Daily requirements for vitamin C vary considerably, not only among individuals, but also within the same individual from day to day. When you are healthy and feeling well, your daily requirement can be as low as 200 milligrams. Under stress, your daily requirement may rise to 1,000 milligrams.
If you are in the early stages of developing an infection, you may need even higher doses of Vitamin C.
In the treatment of an acute infection, take
10,000 milligrams of vitamin C for two days, then 5,000 milligrams of vitamin C daily for two days, then 2,000 to 3,000 milligrams as a daily maintenance dose for one week.
Children between the ages of six and twelve should take half of this recommended dose. For children under the age of six consult your health-care practitioner for recommended dosages.
Vitamin C is a water soluble vitamin.

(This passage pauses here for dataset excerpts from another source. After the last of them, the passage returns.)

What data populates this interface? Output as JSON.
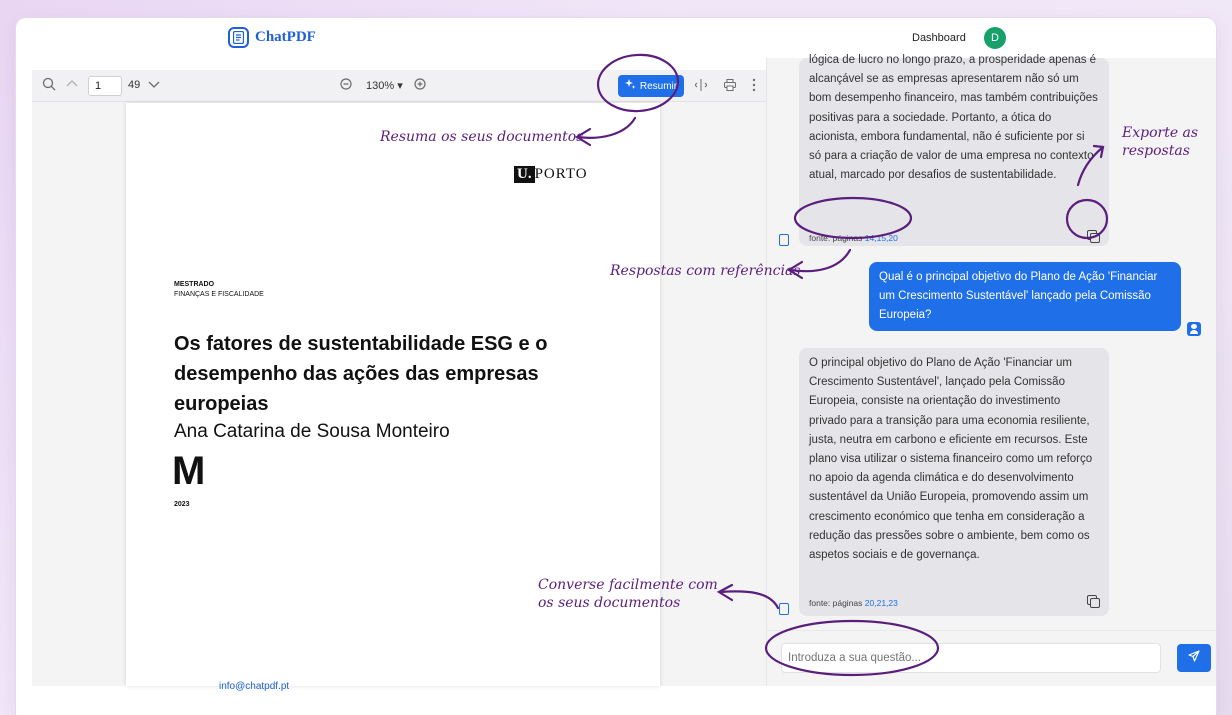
{
  "header": {
    "brand": "ChatPDF",
    "dashboard_label": "Dashboard",
    "avatar_letter": "D"
  },
  "pdf_viewer": {
    "current_page": "1",
    "total_pages": "49",
    "zoom": "130%",
    "summarize_label": "Resumir"
  },
  "pdf_document": {
    "logo_u": "U.",
    "logo_porto": "PORTO",
    "degree": "MESTRADO",
    "program": "FINANÇAS E FISCALIDADE",
    "title": "Os fatores de sustentabilidade ESG e o desempenho das ações das empresas europeias",
    "author": "Ana Catarina de Sousa Monteiro",
    "monogram": "M",
    "year": "2023"
  },
  "chat": {
    "messages": [
      {
        "role": "assistant",
        "text": "lógica de lucro no longo prazo, a prosperidade apenas é alcançável se as empresas apresentarem não só um bom desempenho financeiro, mas também contribuições positivas para a sociedade. Portanto, a ótica do acionista, embora fundamental, não é suficiente por si só para a criação de valor de uma empresa no contexto atual, marcado por desafios de sustentabilidade.",
        "source_label": "fonte: páginas",
        "source_pages": "14,15,20"
      },
      {
        "role": "user",
        "text": "Qual é o principal objetivo do Plano de Ação 'Financiar um Crescimento Sustentável' lançado pela Comissão Europeia?"
      },
      {
        "role": "assistant",
        "text": "O principal objetivo do Plano de Ação 'Financiar um Crescimento Sustentável', lançado pela Comissão Europeia, consiste na orientação do investimento privado para a transição para uma economia resiliente, justa, neutra em carbono e eficiente em recursos. Este plano visa utilizar o sistema financeiro como um reforço no apoio da agenda climática e do desenvolvimento sustentável da União Europeia, promovendo assim um crescimento económico que tenha em consideração a redução das pressões sobre o ambiente, bem como os aspetos sociais e de governança.",
        "source_label": "fonte: páginas",
        "source_pages": "20,21,23"
      }
    ],
    "input_placeholder": "Introduza a sua questão..."
  },
  "annotations": {
    "summarize": "Resuma os seus documentos",
    "export_line1": "Exporte as",
    "export_line2": "respostas",
    "references": "Respostas com referências",
    "converse_line1": "Converse facilmente com",
    "converse_line2": "os seus documentos"
  },
  "footer": {
    "email": "info@chatpdf.pt"
  },
  "colors": {
    "accent": "#1f6fe8",
    "brand": "#1f5fd8",
    "annotation": "#5a1e7c",
    "avatar": "#17a06a"
  }
}
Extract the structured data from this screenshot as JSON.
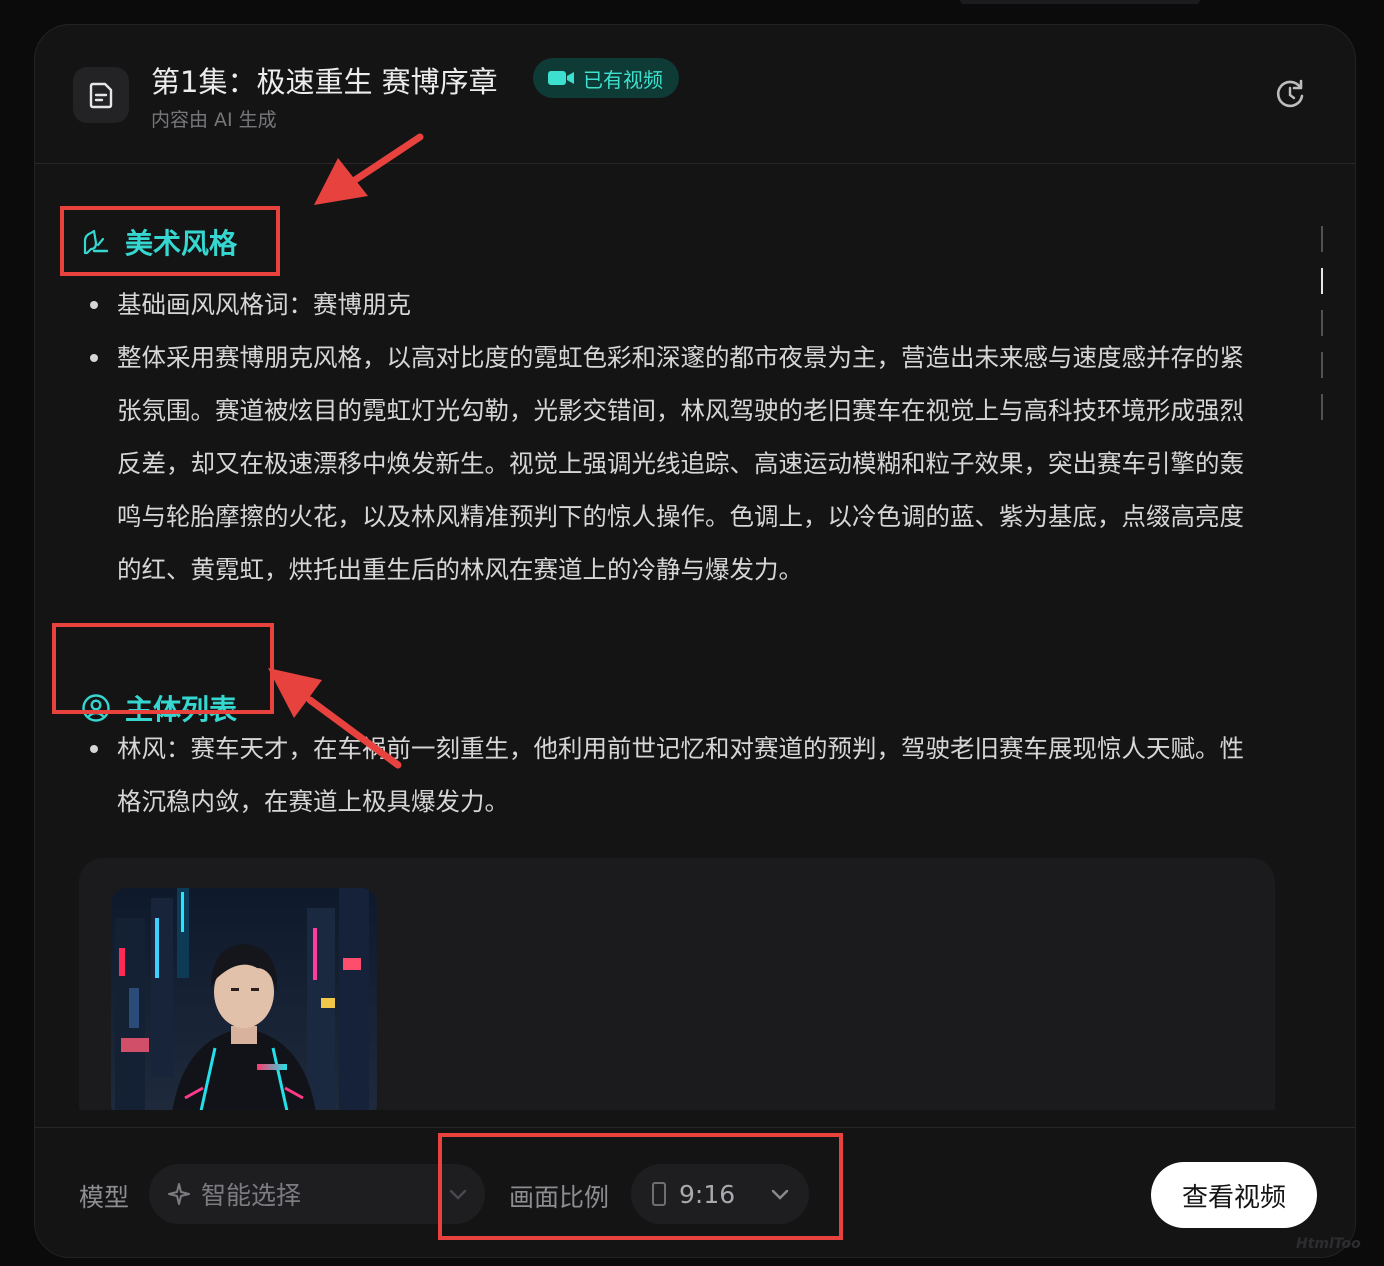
{
  "header": {
    "title": "第1集：极速重生 赛博序章",
    "badge": "已有视频",
    "subtitle": "内容由 AI 生成"
  },
  "art_style": {
    "heading": "美术风格",
    "items": [
      "基础画风风格词：赛博朋克",
      "整体采用赛博朋克风格，以高对比度的霓虹色彩和深邃的都市夜景为主，营造出未来感与速度感并存的紧张氛围。赛道被炫目的霓虹灯光勾勒，光影交错间，林风驾驶的老旧赛车在视觉上与高科技环境形成强烈反差，却又在极速漂移中焕发新生。视觉上强调光线追踪、高速运动模糊和粒子效果，突出赛车引擎的轰鸣与轮胎摩擦的火花，以及林风精准预判下的惊人操作。色调上，以冷色调的蓝、紫为基底，点缀高亮度的红、黄霓虹，烘托出重生后的林风在赛道上的冷静与爆发力。"
    ]
  },
  "subjects": {
    "heading": "主体列表",
    "items": [
      "林风：赛车天才，在车祸前一刻重生，他利用前世记忆和对赛道的预判，驾驶老旧赛车展现惊人天赋。性格沉稳内敛，在赛道上极具爆发力。"
    ]
  },
  "footer": {
    "model_label": "模型",
    "model_value": "智能选择",
    "ratio_label": "画面比例",
    "ratio_value": "9:16",
    "view_button": "查看视频"
  },
  "watermark": "HtmlToo",
  "colors": {
    "accent": "#35d7d0",
    "badge_bg": "#0f3b36",
    "annotation_red": "#e8423f",
    "card_bg": "#141415"
  }
}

The excess is excreted from the body using body's normal mechanism. So, the chance of toxicity with Vitamin C is pretty slim unless you deliberately misuse it.
The daily preventive vitamin C requirement is between 1,000 milligrams and 5,000 milligrams. Many nutritionists recommend 1,000 to 2,000 milligrams of vitamin C for adults as a preventative measure. Children should take doses that are slightly lower based upon their age and weight.